Шарлот: Чего? Рил? Или ты прикалываешься
Касси: Я серьезно! Целую статью читала. Стероиды влияют на гормоны, поэтому, когда парни их принимают, у них голос становится выше, а член уменьшается!
Шарлот: ЛОЛ
К этому моменту мои брови, кажется, уже уползли до самых корней волос. Пальцы зависают над экраном, готовые печатать ответ, но, пролистав ниже, я понимаю, что тема уже сменилась и Касси начала рассказывать Шарлот про миссис Прасари, нашу знаменитую чудаковатую биологичку, которая носит две пары очков одновременно: одни на носу, вторые на лбу.
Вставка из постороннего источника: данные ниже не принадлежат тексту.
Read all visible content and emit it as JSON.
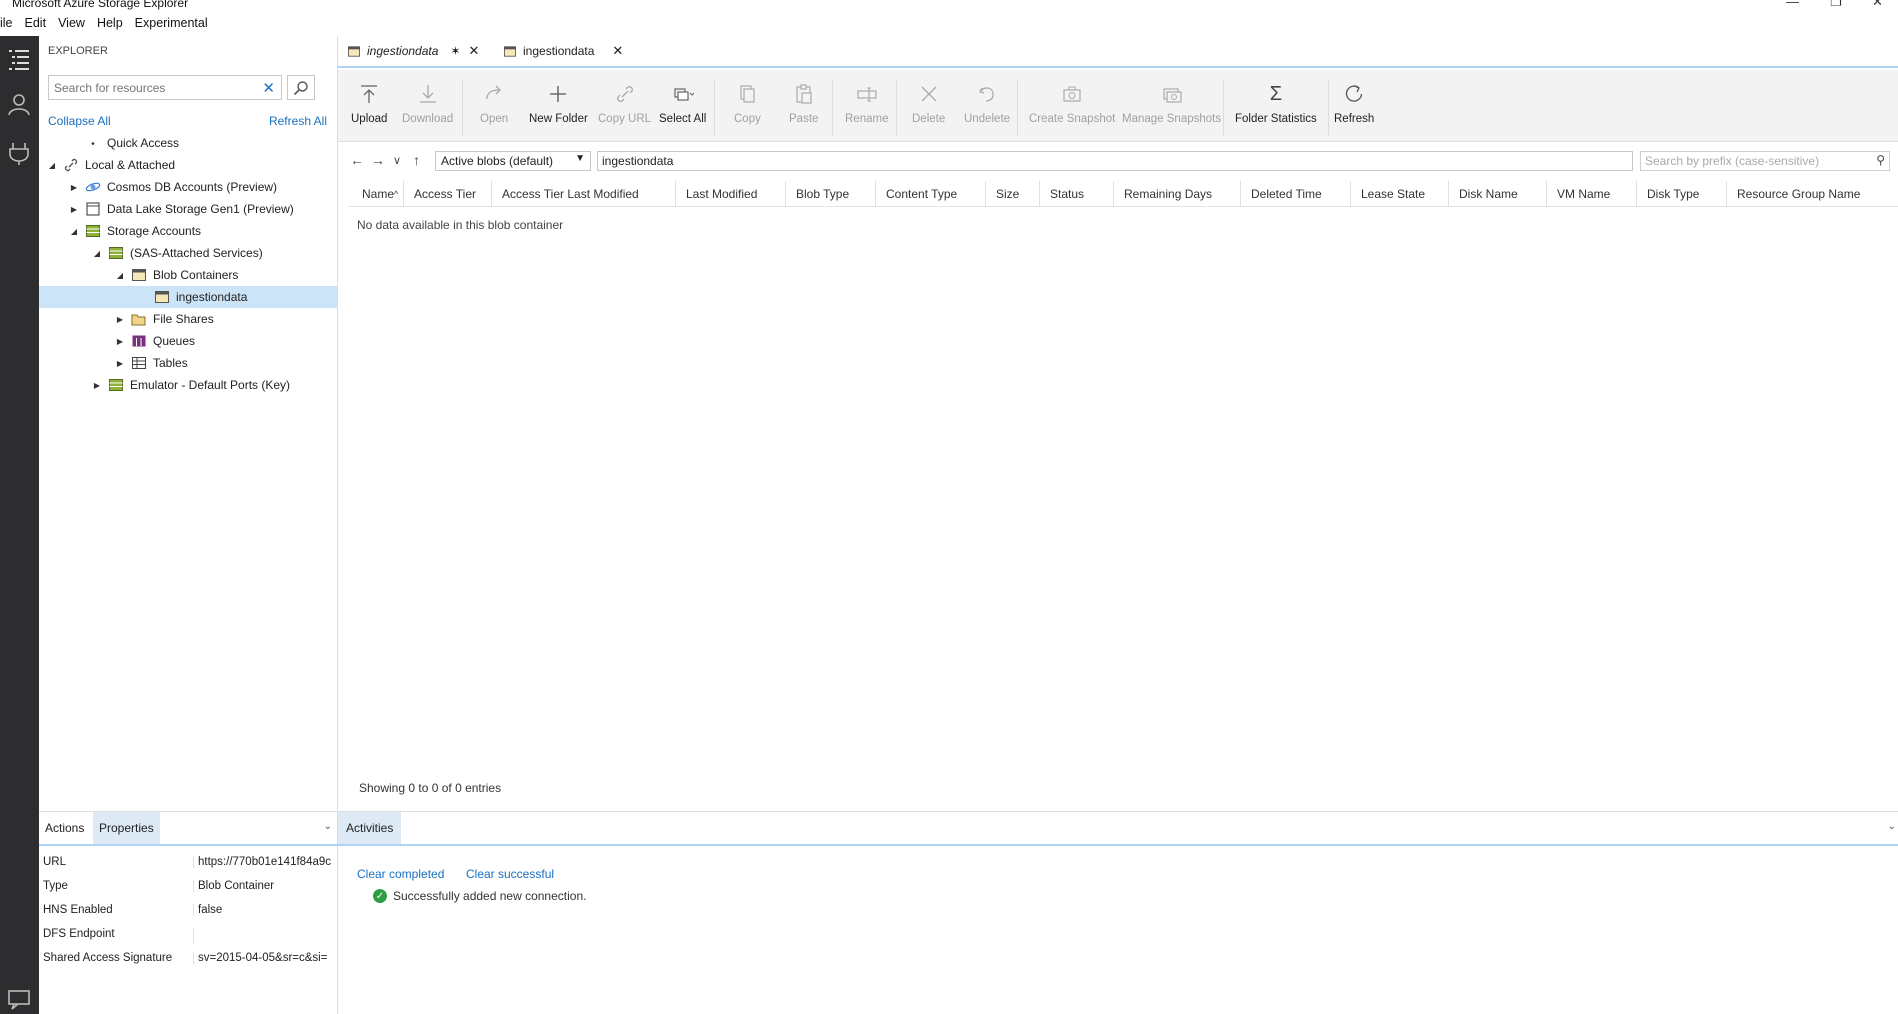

Два года мы учили с ней биологию и так и не поняли, в курсе ли она вообще, что у нее на голове две пары очков. Оказывается, на этот раз она притащила в лабу мертвую свинью, и никто не уверен до конца, разрешила ли это школа, или миссис Прасари просто забежала с утра на мясной рынок. Зная ее, оба варианта одинаково вероятны. Мысленно сравнив миссис Прасари с мисс Тиан, я чуть не задыхаюсь. Никогда не думала, что буду так отчаянно по ней скучать. Однако вот.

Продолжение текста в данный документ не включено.